Kids Really Do Say The Darnedest Things
There is not a gift more precious than a child’s laughter – but you'll be the one laughing once you read these hilarious and true children's quotes!
A little boy was having a very hard time adjusting to his new baby brother in the household. When he was told that he had to be quiet because the baby was asleep, the boy responded in all seriousness: "Well, the rest of you better be quiet, because my foot’s asleep!"
During a particularly violent thunderstorm, a mother was tucking her small child into bed when the boy stopped her from turning off the bedroom light. "Mommy, will you sleep in my bed tonight?" he asked, voice trembling. His mother smiled and said "I'm sorry, sweetie, but I have to sleep in Daddy’s bed." The boy was silent for awhile before uttering: "Daddy's a big sissy."
A woman's granddaughter had been learning her colors, so she decided that it would be fun to test her knowledge. After repeatedly asking her granddaughter what each color was and receiving correct answers, the grandmother was about to walk out of the room when her granddaughter huffily said: "You know, Grandma, you should try figuring these out for yourself once in awhile!"
After tucking her children into bed, a mother changed out of her daytime clothing and jumped in to a nice relaxing shower. However, her shower ended quickly, as she could hear her children begin to wrestle and call each other names. By the time she had stepped out of the shower and wrapped her body and hair in some towels, the children had become quite rambunctious. Annoyed, the mother flung open the door to the bedroom and demanded that her children go to bed. As she was walking down the hall, she heard her daughter turn to her sibling and say: "Who was that?"

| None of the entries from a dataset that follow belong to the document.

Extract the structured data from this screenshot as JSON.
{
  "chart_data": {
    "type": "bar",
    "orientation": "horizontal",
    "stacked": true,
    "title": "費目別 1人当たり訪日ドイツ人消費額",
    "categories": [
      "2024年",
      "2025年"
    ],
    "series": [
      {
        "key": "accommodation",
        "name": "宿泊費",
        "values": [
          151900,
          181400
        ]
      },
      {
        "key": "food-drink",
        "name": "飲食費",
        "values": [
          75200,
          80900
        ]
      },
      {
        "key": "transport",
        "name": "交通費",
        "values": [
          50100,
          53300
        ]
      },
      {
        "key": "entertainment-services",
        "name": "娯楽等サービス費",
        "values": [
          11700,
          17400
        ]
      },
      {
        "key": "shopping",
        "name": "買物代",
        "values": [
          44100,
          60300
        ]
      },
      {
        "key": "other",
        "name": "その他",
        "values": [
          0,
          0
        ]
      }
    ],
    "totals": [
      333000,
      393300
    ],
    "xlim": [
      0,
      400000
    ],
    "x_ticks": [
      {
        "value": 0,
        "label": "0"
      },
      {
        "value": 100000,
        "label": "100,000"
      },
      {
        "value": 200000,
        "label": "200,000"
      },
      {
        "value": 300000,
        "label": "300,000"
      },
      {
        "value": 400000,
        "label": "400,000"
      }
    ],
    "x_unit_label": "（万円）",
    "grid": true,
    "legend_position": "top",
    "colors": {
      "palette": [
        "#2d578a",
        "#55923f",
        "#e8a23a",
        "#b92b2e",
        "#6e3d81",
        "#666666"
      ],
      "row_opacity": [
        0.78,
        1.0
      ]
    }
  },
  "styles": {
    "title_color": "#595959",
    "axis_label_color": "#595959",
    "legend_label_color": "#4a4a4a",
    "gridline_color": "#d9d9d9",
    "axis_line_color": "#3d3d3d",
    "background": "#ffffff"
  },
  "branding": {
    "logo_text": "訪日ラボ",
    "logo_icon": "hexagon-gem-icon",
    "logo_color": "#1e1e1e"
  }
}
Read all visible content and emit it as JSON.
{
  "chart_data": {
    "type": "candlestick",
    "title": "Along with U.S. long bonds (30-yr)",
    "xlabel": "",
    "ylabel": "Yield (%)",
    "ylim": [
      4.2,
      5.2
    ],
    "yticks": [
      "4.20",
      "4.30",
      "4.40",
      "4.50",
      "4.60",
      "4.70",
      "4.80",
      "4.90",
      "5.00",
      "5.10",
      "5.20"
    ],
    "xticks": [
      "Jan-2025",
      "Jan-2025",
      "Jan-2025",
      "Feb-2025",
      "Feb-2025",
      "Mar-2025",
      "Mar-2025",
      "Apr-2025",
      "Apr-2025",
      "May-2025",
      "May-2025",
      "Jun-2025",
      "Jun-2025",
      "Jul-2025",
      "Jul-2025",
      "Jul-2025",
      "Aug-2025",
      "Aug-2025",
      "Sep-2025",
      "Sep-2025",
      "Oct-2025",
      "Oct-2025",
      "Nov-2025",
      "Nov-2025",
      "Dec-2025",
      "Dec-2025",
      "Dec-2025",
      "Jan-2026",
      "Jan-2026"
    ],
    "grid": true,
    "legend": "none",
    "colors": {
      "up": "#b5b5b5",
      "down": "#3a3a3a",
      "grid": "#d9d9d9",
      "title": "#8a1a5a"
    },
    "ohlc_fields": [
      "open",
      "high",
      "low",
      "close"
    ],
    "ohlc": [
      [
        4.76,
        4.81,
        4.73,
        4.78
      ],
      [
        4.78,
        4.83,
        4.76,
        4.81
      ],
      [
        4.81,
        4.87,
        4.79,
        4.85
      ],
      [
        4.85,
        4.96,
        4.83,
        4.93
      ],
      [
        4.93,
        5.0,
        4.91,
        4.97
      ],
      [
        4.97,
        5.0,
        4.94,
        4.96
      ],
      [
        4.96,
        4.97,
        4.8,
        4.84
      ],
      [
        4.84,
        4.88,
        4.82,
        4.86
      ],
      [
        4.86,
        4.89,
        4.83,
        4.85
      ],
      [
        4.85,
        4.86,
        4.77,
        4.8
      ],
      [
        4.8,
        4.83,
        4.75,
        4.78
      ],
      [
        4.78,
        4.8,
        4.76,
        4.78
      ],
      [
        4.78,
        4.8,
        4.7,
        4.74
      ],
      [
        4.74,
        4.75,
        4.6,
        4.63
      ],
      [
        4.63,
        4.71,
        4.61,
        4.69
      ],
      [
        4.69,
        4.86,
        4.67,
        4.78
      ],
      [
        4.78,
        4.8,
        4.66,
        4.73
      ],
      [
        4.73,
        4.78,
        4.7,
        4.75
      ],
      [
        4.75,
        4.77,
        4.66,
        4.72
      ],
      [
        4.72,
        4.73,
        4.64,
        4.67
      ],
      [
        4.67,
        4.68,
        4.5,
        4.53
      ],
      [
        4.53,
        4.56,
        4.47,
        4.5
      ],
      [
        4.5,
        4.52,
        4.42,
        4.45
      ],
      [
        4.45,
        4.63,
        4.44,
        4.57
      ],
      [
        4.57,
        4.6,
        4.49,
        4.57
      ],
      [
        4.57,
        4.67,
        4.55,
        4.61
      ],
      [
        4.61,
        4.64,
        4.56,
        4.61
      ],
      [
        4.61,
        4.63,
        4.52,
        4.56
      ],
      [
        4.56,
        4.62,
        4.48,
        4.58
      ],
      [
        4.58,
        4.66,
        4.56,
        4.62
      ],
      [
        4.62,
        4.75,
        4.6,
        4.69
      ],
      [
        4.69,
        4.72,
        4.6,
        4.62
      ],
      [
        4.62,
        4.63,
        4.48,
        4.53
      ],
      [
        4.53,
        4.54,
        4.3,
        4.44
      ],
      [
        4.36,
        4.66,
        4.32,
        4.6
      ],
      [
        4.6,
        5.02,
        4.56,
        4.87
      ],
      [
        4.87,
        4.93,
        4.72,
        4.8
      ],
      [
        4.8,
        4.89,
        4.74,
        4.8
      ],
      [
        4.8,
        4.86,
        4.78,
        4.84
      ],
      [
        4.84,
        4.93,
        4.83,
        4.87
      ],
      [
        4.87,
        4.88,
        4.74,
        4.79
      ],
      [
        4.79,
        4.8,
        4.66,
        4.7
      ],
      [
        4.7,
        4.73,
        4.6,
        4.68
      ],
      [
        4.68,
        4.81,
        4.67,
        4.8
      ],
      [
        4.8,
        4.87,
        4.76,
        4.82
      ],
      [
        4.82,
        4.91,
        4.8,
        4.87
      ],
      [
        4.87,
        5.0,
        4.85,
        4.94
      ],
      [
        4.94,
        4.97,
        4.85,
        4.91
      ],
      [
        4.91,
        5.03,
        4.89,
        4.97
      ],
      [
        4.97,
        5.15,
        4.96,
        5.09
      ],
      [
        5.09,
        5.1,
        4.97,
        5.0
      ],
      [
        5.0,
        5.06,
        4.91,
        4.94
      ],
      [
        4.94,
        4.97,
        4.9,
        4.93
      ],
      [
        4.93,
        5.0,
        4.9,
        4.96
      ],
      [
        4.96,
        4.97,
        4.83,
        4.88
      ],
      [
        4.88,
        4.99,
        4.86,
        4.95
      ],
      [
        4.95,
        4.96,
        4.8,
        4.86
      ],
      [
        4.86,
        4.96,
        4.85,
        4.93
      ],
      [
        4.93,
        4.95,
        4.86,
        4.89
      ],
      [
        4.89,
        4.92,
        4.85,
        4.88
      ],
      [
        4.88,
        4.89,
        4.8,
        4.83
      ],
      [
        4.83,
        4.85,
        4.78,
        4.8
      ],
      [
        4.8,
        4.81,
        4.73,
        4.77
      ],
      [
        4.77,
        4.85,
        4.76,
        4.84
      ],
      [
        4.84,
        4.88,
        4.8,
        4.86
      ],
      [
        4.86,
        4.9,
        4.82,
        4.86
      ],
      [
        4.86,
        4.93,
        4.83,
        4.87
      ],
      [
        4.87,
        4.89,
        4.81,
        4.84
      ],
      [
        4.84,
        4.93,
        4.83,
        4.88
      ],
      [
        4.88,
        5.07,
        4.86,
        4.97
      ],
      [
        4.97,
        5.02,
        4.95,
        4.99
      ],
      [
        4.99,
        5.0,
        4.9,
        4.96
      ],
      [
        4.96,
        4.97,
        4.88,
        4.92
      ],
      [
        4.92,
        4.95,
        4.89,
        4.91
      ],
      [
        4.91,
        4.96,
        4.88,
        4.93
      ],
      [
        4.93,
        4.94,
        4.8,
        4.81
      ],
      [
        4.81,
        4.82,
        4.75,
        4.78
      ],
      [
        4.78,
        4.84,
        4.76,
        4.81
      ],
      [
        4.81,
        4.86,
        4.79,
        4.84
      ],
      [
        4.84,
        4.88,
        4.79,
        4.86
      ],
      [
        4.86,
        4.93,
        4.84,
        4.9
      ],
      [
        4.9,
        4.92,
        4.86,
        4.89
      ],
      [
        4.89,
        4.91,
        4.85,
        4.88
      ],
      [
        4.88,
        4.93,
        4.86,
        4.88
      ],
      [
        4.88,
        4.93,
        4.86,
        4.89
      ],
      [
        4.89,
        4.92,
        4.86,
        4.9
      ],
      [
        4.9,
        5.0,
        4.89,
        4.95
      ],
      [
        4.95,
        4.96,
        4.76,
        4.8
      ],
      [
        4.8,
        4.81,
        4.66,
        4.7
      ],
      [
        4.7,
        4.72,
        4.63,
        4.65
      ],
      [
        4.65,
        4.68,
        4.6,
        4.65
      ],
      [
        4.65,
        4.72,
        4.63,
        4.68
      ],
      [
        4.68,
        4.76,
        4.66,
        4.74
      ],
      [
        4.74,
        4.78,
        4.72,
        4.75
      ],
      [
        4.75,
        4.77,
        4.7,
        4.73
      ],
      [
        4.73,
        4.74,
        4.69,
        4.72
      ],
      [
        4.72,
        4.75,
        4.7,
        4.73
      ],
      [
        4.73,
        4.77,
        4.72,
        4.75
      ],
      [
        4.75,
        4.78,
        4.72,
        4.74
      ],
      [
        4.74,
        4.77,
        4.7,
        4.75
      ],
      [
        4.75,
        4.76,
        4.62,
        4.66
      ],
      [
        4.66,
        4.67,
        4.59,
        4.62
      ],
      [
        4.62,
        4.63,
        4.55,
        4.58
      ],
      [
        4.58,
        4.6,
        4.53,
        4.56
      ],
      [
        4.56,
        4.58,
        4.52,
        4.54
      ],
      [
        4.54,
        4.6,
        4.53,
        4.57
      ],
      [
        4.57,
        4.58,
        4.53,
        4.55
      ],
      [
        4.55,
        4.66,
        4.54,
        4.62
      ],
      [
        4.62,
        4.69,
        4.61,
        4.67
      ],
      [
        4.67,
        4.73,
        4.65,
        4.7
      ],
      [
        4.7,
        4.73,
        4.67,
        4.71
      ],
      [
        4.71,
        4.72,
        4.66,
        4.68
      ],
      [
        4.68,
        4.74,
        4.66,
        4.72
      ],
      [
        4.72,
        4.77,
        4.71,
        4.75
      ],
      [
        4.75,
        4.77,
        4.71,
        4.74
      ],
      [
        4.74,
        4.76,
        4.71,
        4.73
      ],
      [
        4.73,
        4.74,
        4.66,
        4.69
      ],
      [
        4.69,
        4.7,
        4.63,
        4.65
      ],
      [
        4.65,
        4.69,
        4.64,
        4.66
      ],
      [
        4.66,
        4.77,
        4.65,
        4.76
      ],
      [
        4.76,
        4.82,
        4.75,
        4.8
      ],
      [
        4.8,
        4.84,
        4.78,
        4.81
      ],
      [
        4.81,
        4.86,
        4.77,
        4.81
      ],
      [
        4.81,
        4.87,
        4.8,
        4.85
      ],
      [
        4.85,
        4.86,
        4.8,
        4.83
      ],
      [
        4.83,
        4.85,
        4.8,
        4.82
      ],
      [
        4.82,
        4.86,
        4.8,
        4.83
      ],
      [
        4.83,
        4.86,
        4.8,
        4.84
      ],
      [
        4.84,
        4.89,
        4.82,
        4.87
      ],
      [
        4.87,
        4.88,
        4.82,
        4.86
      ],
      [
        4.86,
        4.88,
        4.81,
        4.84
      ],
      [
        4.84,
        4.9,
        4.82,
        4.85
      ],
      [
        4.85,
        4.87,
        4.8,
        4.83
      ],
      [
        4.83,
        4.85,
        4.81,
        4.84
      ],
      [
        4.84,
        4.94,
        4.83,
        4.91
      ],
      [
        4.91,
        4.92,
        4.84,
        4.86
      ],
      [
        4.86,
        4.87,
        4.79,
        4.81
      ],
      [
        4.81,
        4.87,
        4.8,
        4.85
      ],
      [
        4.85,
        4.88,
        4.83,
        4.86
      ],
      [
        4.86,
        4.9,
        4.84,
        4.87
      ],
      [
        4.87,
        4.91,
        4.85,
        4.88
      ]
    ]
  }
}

One day, a man was driving his daughter home after school when he accidently pressed his car horn. Embarrassed, the father admitted to his daughter that he had done it by accident. "I know, Daddy” she replied. Curious, the father asked: "How do you know?" He could barely hold in his laughter when his daughter innocently replied: "Because you didn't yell JERK afterwards."
A new neighbor asked his next-door neighbor's three-year-old daughter if she had any siblings. "No," the little girl replied. "I'm the lonely child."